Next permitted (deferred) request for a given all/current period data set. We defer repeated requests for the same item until either:

• The start of the next interval for that item.
• A reasonable fraction of the period for that item has elapsed since the last request for it.

This means that we limit the cost of repeated requests for the same item in such a way that we still have a reasonable chance of seeing intra-interval updates.

The table is thread-safe and parameterised for quick, concurrent access.

_getEventValues_locks

private final java.util.concurrent.ConcurrentMap<SimpleVariableDefinition,java.util.concurrent.locks.ReentrantLock> _getEventValues_locks

Locks to prevent redundant concurrent fetches/updates of the same event type from upstream in getEventValues(). The aim of this is to avoid making many fruitless upstream accesses over (for example) a slow or connection-limited medium such as an HTTP tunnel.

Locking at the per-def level probably admits almost all potential useful concurrency and is relatively simple.

We allow for a limited amount of concurrency in writing but we mainly use ConcurrentHashMap for thread-safety, read concurrency and putIfAbsent().

PipelineVarMgr

public PipelineVarMgr(SimpleVariablePipelineIF upstream)

Create a default PipelineVarMgr instance. Defaults to write-through (ie read caching only), because that is "safer" behaviour.

Parameters:

upstream - upstream source of data and variable values; never null

PipelineVarMgr

public PipelineVarMgr(SimpleVariablePipelineIF upstream,
                      boolean writeThrough)

Creates a customised VarMgr instance. May try to get the local system ID immediately from upstream, so that it is available for creating globals.

Parameters:

upstream - upstream source of data and variable values; never null

writeThrough - if true, all set operations are propagated downstream immediately

isWriteThrough

public boolean isWriteThrough()

Returns true if this is a write-through cache.

setVariable

public void setVariable(SimpleVariableValue newValue)
                 throws java.io.IOException

Set a single variable value. If writing though, then set the value upstream immediately, else simply put it in our "pending" list waiting for sync().

Specified by:

setVariable in interface BasicVarMgrInterface

Overrides:

setVariable in class BasicVarMgr

Parameters:

newValue - new variable value to set; never null

Throws:

java.io.IOException - in case of difficulty setting the value upstream

setVariables

public int setVariables(SimpleVariableValue[] newValues)
                 throws java.io.IOException

Set several variable values. This is equivalent to set series of calls to setVariables() unless in write-through mode where a single setVariables() is done upstream for efficiency.

Specified by:

setVariables in interface BasicVarMgrInterface

Overrides:

setVariables in class BasicVarMgr

Parameters:

newValues - new variables values to set; never null

Returns:

number of values successfully set, at least locally...

Throws:

java.io.IOException - in case of difficulty setting the values upstream

syncVariables

public void syncVariables(boolean force)
                   throws java.io.IOException

Synchronise variables with upstream values. We push updated values upstream to the source, call sync on the source if this sync is "forced", and then retrieve changed values from upstream.

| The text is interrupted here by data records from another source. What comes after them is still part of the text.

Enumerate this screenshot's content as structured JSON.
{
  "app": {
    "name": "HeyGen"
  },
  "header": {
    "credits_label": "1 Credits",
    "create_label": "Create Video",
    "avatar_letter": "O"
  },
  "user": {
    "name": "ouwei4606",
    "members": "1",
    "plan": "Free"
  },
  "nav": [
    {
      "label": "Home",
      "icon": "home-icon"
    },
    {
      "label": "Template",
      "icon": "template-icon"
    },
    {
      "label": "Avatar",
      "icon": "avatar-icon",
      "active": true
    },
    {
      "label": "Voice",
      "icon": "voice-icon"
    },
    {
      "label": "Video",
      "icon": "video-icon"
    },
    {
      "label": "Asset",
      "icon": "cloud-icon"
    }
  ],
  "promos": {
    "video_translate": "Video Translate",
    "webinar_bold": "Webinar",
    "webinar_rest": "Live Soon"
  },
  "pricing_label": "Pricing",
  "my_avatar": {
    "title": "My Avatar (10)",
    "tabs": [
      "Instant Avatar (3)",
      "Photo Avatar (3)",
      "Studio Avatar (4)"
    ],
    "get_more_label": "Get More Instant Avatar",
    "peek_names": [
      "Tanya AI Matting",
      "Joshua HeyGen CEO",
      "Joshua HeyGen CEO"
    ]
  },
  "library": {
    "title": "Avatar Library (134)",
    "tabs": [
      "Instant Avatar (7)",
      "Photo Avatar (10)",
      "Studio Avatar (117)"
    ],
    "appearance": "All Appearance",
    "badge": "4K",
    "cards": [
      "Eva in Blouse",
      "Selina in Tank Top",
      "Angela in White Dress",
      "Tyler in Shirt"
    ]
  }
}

We remember when we last did this and request any changes since then, except on the first call or if called with force==true, in which case all values are retrieved.

To allow for (varying) clock skew between different server instances, we actually ask for somewhat older values than our last poll, which will result in some redundant traffic.

Holds no externally-visible locks, and does not hold locks while communicating upstream (so can handle set/get operations even if upstream is slow/blocking), but if called by multiple threads this will safely serialise the calls.

Specified by:

syncVariables in interface SimpleVariablePipelineIF

Parameters:

force - if true, this will force a full sync on the read side by using getVariables(-1) rather than attempting to choose a nearer timestamp for efficiency; the implementation is at liberty to use getVariables(-1) at any time whatever the argument value, and almost certainly should use it on the first call

Throws:

java.io.IOException - if one is received from upstream

_noteDeferredRequestForInterval

private final void _noteDeferredRequestForInterval(boolean currentInterval,
                                                   SimpleVariableDefinition def,
                                                   EventPeriod intervalSelector)

Note that we have deferred a request for the given event and period.

Parameters:

currentInterval - true for "current" interval, false for "all" interval

def - non-null event definition

intervalSelector - non-null interval/period value

_getAndClearDeferredRequestForInterval

private Tuple.Pair<SimpleVariableDefinition,EventPeriod> _getAndClearDeferredRequestForInterval(boolean currentInterval)

Select, remove and return at random one of the deferred current/all interval requests; null if none. This is an atomic fetch-and-clear operation, designed to be used in association with _noteDeferredRequestForInterval().

Parameters:

currentInterval - true for "current" interval, false for "all" interval

Returns:

null or a pair with both elements valid and non-null

getEventValues

public EventVariableValue[] getEventValues(SimpleVariableDefinition def,
                                           EventPeriod intervalSelector,
                                           long intervalNumber,
                                           java.util.BitSet whichValues)

Get event values; never null. We get what we can from our local store, then go upstream to fill in any unfilled requested slots for which we did not have authoritative data (and then attempt to cache them locally for next time). However, if unable to fetch authoritative data (quickly) then we will return null or non-authoritative data as appropriate for each slot; this does not throw IOException.

We treat the 'current' and 'all' intervals specially since upstream will never offer us an authoritative value for the current slot, only for older completed ones. We get requested values asynchronously, to be reasonably up-to-date for the next request.

If a request for a "local" event upstream fails with an IllegalArgumentException then we assume that upstream of us is a tunnel which local values don't cross so we simply report whatever value we have to hand.

Specified by:

getEventValues in interface BasicVarMgrInterface

Overrides:

getEventValues in class BasicVarMgr

Parameters:

def - non-null event-variable definition

intervalSelector - non-null valid interval for specified event

whichValues - each true bit represents a slot for which data is required, bit 0 indicating data from the slot within which firstIntervalTime is located, bit 1 the previous slot, etc; null is treated as the common case equivalent to just bit 0 set

intervalNumber - the number of the first interval for which data is potentially required; if too far in the past or future then possibly no data will be available, zero is used to access the "all" bucket

Returns:

as many of the requested values as available, return may contain nulls or be zero-length but is never null

Throws:

java.io.IOException - if we have difficulty getting values from upstream

java.io.InterruptedIOException - if interrupted or if blocking for too long.